Ein Überschlag mit etwa 40.000 Euro im Mittel je neuen Arbeitsplatz
in der Ukraine – also bei ortsüblichen Kostenanschlägen von etwa einem Drittel
der deutschen – ergab für das „Versprechen“ Justschenko`s einen Finanzbedarf
von rund 200 Milliarden Euro. Woher sollte diese Summe kommen?
Die meisten meiner ukrainischen Gesprächspartner
waren der Meinung, dass ich „Ausländer“ keine Ahnung von Land und Leuten hätte
– obwohl ich damals schon 12 Jahre im Lande lebte.

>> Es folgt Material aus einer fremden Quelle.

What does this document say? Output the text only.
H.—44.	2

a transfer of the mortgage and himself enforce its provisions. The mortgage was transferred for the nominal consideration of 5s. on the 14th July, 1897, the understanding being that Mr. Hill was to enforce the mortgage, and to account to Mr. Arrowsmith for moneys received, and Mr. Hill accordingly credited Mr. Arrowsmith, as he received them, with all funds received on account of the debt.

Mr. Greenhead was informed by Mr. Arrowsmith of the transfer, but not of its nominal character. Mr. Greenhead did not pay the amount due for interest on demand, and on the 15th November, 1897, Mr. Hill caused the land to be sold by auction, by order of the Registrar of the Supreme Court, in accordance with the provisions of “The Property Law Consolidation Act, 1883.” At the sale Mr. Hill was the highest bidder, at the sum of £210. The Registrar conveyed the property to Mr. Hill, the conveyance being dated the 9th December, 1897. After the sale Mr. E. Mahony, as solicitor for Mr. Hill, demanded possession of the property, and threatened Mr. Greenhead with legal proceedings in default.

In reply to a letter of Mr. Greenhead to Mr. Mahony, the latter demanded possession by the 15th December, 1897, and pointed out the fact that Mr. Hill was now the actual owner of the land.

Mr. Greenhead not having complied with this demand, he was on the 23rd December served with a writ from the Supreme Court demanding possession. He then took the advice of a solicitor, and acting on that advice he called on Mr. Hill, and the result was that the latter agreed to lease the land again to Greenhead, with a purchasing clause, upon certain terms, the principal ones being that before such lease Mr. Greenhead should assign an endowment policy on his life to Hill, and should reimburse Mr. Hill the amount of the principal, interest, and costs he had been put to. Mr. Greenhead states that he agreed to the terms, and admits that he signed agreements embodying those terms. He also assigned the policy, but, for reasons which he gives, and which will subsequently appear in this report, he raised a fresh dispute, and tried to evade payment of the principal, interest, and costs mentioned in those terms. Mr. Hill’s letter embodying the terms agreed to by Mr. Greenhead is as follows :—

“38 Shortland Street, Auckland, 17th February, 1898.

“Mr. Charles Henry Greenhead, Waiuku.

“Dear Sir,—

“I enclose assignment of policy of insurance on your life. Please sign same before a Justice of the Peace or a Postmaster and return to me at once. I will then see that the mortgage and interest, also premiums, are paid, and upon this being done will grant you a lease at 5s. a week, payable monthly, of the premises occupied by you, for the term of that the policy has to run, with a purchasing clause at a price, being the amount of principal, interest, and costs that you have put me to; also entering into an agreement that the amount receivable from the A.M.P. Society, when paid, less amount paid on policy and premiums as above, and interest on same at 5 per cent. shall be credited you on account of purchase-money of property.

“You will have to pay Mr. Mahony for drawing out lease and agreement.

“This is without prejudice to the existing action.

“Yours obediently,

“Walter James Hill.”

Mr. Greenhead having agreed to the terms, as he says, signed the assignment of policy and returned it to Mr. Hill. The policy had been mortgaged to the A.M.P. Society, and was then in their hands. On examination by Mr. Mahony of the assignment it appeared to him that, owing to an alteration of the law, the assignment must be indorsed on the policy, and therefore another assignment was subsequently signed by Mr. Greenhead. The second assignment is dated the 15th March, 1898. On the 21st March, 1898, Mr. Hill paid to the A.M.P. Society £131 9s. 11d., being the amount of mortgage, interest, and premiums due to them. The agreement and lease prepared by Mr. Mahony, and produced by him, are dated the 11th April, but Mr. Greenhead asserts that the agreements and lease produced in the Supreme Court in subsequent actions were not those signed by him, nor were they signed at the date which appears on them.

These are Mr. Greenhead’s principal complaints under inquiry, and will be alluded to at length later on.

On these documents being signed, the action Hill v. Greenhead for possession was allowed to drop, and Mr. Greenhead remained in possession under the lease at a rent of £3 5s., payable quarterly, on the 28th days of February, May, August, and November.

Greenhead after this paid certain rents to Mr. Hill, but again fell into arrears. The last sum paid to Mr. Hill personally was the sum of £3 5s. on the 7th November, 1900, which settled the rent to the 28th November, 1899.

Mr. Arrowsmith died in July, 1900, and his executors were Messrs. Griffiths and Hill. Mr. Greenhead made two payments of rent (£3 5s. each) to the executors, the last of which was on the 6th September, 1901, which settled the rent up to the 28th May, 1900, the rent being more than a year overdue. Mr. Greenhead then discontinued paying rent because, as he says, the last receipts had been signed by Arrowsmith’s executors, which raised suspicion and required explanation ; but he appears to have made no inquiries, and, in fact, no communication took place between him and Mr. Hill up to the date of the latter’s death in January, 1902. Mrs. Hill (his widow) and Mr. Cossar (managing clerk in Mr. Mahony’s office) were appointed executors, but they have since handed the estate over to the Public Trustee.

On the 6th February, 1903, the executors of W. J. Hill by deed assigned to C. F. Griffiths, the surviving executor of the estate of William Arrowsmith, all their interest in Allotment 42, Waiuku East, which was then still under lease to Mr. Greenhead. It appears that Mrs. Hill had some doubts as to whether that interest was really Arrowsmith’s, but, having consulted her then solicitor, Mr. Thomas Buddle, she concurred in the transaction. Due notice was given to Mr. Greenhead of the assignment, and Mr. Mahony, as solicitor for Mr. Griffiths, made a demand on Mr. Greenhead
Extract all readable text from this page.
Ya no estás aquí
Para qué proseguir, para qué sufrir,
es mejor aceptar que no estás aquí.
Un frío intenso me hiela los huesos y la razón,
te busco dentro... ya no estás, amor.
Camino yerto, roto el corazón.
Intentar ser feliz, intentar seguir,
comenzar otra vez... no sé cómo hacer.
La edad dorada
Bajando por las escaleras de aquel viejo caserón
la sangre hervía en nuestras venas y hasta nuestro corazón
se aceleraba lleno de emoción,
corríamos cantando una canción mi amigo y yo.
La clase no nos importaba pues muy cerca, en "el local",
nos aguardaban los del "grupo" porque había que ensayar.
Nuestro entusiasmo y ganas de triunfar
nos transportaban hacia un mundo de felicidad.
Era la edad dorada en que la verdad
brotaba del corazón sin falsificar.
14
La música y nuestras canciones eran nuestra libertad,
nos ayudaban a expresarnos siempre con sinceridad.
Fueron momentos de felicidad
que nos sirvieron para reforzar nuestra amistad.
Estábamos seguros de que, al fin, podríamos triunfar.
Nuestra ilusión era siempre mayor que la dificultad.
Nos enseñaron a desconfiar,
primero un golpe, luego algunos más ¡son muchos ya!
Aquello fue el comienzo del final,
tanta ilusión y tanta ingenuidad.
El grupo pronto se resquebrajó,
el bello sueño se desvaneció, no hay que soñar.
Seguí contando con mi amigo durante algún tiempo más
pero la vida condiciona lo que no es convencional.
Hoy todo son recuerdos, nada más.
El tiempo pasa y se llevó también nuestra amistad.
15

Außerdem hatte ich durch
meine Arbeit einige tiefe Einblicke in wirtschaftliche Abläufe bekommen.
Bei
meiner Meinung blieb ich – aber ich beharrte nicht darauf, meine Gegenüber zu
überreden. Einzelne waren nachdenklich geworden. Nach Ende der Ära Justschenko
waren die meisten so ehrlich, ihre Fehleinschätzung zuzugeben.
Heute ist die
Situation eine ganz andere. Meine Auffassung: die leitenden Politiker haben
versäumt, die Bevölkerung rechtzeitig zu informieren. Einverstanden, die
Verhandlungen mit West (EU) und Nord (Russland) sind vertraulich.
Aber die
Informationen zur allgemeinen Situation hätten sich bei mehr politischer
Voraussicht doch allgemein und verständlich formulieren lassen. Das hätte der
anderen Seite Denkanstöße vermittelt – und den eigenen Leuten nicht das Gefühl,
übertölpelt geworden zu sein. Mit der unerwarteten Entscheidung, auf dem Summit
in Vilnius das Dokument zur Assoziation mit der EU nicht zu unterschreiben.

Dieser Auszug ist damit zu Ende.